First and foremost, let me say that I wanted to go to Hamburg because I knew there would be seafood.
Friends of ours invited us to drive up to Hamburg for the long weekend. We rarely take the time to visit other parts of Germany, so we happily agreed. And also seafood.
Hamburg was never on my list of places to visit, but I am certainly glad we did! For anyone interested in military history, the German Tank Museum is located in Munster, an hour's drive south of Hamburg. Fun fact: the Germans named their tanks after cats (like Apple OS).
Hamburg felt like a city that didn't want you to know it was a city, so it curled up into itself at the top of the country where most people wouldn't want to bother it. The people who do seek it out, however, are packed together in small restaurants and bars like Auster Bar and Ramen Bar Zipang.
Miniatur Wunderland was the largest place we went to, and it may have been the most enjoyable tourist experience I've ever had. I thought it was going to be just dioramas of places around the world, but there were so many stories throughout the exhibit. If you don't think you'd like it, consider this: there are all kinds of sneaky Easter eggs tucked away into all the displays to keep you entertained, like unicorns, E.T., lovers in a field...
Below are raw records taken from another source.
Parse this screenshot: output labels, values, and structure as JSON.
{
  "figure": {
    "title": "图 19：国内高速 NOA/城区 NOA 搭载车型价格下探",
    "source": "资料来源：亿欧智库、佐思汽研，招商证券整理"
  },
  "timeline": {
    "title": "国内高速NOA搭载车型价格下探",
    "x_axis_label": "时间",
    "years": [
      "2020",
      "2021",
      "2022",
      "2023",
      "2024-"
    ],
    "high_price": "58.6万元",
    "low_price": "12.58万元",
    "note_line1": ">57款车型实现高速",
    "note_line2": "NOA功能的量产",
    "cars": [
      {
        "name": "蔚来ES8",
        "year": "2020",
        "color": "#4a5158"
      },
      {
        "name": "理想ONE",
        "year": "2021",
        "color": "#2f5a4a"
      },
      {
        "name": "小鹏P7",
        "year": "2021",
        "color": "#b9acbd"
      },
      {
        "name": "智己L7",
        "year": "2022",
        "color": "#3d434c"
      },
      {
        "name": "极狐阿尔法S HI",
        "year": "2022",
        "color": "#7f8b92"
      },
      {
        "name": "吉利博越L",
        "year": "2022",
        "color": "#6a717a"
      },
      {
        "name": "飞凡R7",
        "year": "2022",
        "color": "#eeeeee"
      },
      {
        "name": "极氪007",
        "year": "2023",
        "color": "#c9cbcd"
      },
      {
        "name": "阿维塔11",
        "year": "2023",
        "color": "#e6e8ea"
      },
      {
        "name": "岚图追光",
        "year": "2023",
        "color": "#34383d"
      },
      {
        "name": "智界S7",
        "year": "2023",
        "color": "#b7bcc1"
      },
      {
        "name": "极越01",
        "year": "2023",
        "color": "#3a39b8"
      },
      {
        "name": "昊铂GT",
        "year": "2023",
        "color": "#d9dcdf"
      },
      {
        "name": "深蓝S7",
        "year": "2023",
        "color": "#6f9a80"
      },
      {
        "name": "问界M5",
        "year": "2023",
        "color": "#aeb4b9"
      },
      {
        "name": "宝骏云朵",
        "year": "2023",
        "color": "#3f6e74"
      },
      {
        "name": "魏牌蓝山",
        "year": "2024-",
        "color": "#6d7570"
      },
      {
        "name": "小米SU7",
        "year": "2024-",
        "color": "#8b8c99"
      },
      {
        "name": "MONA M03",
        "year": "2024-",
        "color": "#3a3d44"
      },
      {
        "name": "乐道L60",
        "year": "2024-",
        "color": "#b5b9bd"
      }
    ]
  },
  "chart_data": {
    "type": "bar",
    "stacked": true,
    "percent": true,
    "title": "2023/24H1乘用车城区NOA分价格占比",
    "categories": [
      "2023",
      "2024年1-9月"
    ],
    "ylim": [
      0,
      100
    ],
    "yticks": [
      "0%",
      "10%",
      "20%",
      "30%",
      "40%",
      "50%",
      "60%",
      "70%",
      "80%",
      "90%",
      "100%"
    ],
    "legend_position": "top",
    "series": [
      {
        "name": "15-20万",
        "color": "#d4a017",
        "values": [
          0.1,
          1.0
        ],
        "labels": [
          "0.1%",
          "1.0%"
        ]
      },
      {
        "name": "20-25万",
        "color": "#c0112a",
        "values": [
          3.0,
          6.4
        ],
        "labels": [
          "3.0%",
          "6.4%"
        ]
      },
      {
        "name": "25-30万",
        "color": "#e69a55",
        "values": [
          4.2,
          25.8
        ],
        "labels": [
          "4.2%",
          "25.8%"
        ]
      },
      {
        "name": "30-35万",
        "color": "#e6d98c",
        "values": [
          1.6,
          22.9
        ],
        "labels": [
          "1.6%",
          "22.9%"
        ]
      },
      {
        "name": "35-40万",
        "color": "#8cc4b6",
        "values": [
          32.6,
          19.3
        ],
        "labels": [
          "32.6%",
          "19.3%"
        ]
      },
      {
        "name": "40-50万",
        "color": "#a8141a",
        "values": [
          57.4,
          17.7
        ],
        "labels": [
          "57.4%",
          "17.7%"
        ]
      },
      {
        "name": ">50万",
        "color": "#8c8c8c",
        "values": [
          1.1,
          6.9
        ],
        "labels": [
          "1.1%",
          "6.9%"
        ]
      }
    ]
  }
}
We also went to the Fischmarkt early Sunday morning to get all kinds of seafood goodies for dinner, including oysters, crabs, and mussels, all of which were alive when we purchased them. Even if your accommodations don't have a kitchen, there are trucks with prepared foods to be enjoyed zugleich (i.e. immediately).
The highlight of the trip, of course, was the dim sum restaurant Dim Sum Haus. Luckily our friends are equally as starved for delicious Asian food as we are, so the recommendation was well received. Shockingly, however, was that they had never eaten dim sum!
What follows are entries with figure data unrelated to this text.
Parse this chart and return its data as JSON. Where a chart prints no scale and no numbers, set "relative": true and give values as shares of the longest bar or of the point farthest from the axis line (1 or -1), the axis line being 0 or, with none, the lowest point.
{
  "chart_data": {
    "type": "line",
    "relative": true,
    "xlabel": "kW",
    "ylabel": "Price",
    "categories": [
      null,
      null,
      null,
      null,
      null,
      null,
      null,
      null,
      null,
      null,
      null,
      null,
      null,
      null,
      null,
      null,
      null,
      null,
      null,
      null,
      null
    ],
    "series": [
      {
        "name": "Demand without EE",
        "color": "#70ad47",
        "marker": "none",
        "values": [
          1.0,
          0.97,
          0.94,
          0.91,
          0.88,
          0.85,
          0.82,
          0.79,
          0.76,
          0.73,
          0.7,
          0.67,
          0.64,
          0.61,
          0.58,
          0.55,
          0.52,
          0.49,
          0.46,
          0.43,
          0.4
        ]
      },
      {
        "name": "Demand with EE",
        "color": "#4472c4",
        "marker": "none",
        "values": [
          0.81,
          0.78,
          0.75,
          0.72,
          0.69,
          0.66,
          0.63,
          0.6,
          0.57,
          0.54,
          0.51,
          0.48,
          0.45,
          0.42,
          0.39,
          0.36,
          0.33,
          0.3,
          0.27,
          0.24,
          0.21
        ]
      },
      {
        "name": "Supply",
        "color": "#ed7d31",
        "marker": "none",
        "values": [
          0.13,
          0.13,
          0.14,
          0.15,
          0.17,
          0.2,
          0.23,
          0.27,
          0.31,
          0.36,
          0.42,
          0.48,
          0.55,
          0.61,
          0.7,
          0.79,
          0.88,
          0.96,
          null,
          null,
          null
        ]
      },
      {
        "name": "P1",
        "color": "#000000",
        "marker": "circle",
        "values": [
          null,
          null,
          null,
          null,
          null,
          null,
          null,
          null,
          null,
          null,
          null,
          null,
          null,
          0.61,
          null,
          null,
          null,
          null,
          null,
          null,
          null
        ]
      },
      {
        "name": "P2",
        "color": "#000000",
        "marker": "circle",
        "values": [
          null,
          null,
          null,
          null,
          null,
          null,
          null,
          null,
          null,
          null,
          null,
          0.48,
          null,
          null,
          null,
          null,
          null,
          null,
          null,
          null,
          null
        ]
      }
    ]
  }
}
Dim Sum Haus is on the first floor of the building, modestly decorated as Chinese restaurants go. Nowadays it seems that carts coming around to the tables is out of fashion. I'm sure it helps with food waste and costs, but whether it helps me stuff my face with fewer dumplings has yet to be determined.
Places that advertise dim sum usually have only three typical items listed under their appetizers: siu mai (pork dumplings), har gao (shrimp dumplings), and bao (steamed pork bun). Dim Sum Haus, however, lived up to its name. While I couldn't list every dim sum item there can possibly be, the menu included a significantly wider variety than what many restaurants in Europe seem to offer.
We ordered siu mai, cha siu bao, soup dumplings, spare ribs in black bean sauce, deep fried taro dumplings, and beef rolled in rice noodles. It doesn't seem like a lot of food, but I have this blurry memory at the end of being very, very full and satisfied.
It may not deliver the full dim sum experience, but does that really matter when your belly is full of delicious dumplings?